Johnson Mathey v AC Rochester Overseas Corporation

Johnson Mathey v AC Rochester Overseas Corporation


Supreme Court of New South Wales – 13 December 1990


The parties were involved in contractual relationship to supply car parts for installation in motor vehicles manufactured in Australia. The parts were to be coated in Australia to take advantage of Commonwealth government policy which provided financial incentives for motor vehicle manufacturers to use locally produced parts.

On 19 February 1990, ACOC, the defendant, gave notice to JM that the agreement would end as JM had failed in the reasonable opinion of ACOC to be competitive with other suppliers of the coated parts on the basis of price, with all other terms and conditions being equivalent. It was common ground that the competitive prices used by ACOC in forming its opinion were prices of coated parts from sources in the United States. JM challenged the termination on the basis that it was the only with another supplier of substrate coated in Australia that comparison could be made for the purposes of ACOC’s right to give notice.

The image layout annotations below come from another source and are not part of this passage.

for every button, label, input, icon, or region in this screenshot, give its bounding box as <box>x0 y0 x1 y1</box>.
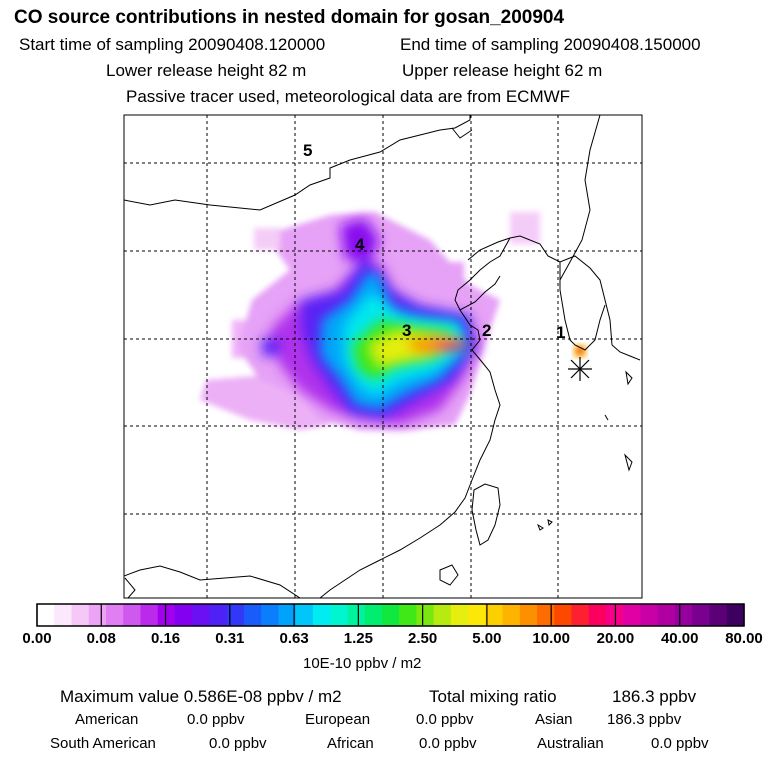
colorbar-tick-label: 0.16 <box>150 630 181 647</box>
colorbar-cell <box>399 604 417 626</box>
colorbar-cell <box>450 604 469 626</box>
region-label-4: 4 <box>355 235 365 254</box>
colorbar-tick-label: 0.63 <box>279 630 309 647</box>
colorbar-cell <box>295 604 314 626</box>
colorbar-cell <box>554 604 573 626</box>
colorbar-cell <box>588 604 607 626</box>
colorbar-cell <box>709 604 728 626</box>
colorbar-tick-label: 0.08 <box>86 630 116 647</box>
start-time-label: Start time of sampling 20090408.120000 <box>19 35 326 54</box>
colorbar-cell <box>54 604 73 626</box>
australian-value: 0.0 ppbv <box>651 735 709 752</box>
lower-release-label: Lower release height 82 m <box>106 61 307 80</box>
colorbar-cell <box>485 604 504 626</box>
colorbar-ticks <box>36 604 745 626</box>
colorbar-cell <box>140 604 159 626</box>
colorbar-tick-label: 20.00 <box>596 630 635 647</box>
concentration-field <box>200 212 586 430</box>
colorbar-tick-label: 0.00 <box>22 630 52 647</box>
colorbar-cell <box>657 604 676 626</box>
colorbar-cell <box>726 604 745 626</box>
colorbar-cell <box>364 604 383 626</box>
region-label-2: 2 <box>482 321 491 340</box>
colorbar-unit: 10E-10 ppbv / m2 <box>303 655 422 672</box>
colorbar-cell <box>537 604 555 626</box>
colorbar <box>37 604 745 626</box>
region-label-5: 5 <box>303 141 312 160</box>
colorbar-cell <box>71 604 90 626</box>
south-american-label: South American <box>50 735 156 752</box>
asterisk-icon <box>568 357 592 381</box>
colorbar-cell <box>88 604 107 626</box>
colorbar-tick-label: 0.31 <box>215 630 245 647</box>
data-source-note: Passive tracer used, meteorological data… <box>126 87 571 106</box>
colorbar-cell <box>209 604 228 626</box>
colorbar-tick-label: 1.25 <box>343 630 373 647</box>
colorbar-cell <box>243 604 262 626</box>
colorbar-cell <box>192 604 211 626</box>
south-american-value: 0.0 ppbv <box>209 735 267 752</box>
american-label: American <box>75 711 139 728</box>
colorbar-cell <box>312 604 331 626</box>
colorbar-cell <box>433 604 452 626</box>
colorbar-cell <box>519 604 538 626</box>
colorbar-tick-label: 80.00 <box>725 630 763 647</box>
coastlines <box>124 115 641 598</box>
maximum-value: Maximum value 0.586E-08 ppbv / m2 <box>60 687 342 706</box>
upper-release-label: Upper release height 62 m <box>402 61 603 80</box>
colorbar-cell <box>416 604 435 626</box>
colorbar-cell <box>347 604 366 626</box>
total-mixing-ratio-value: 186.3 ppbv <box>612 687 697 706</box>
colorbar-cell <box>174 604 193 626</box>
colorbar-cell <box>37 604 55 626</box>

Reliance was placed on negotiations between the parties before the contract was entered into to show that ACOC was estopped from denying that the right to terminate was to be made using the prices for Australian coated parts.


Could evidence of pre-contract negotiations to be used to amend the language of the written contract?

Was there an implied term in the contract that the right of ACOC to terminate on the basis of price was to be exercised using the prices for Australian coated parts?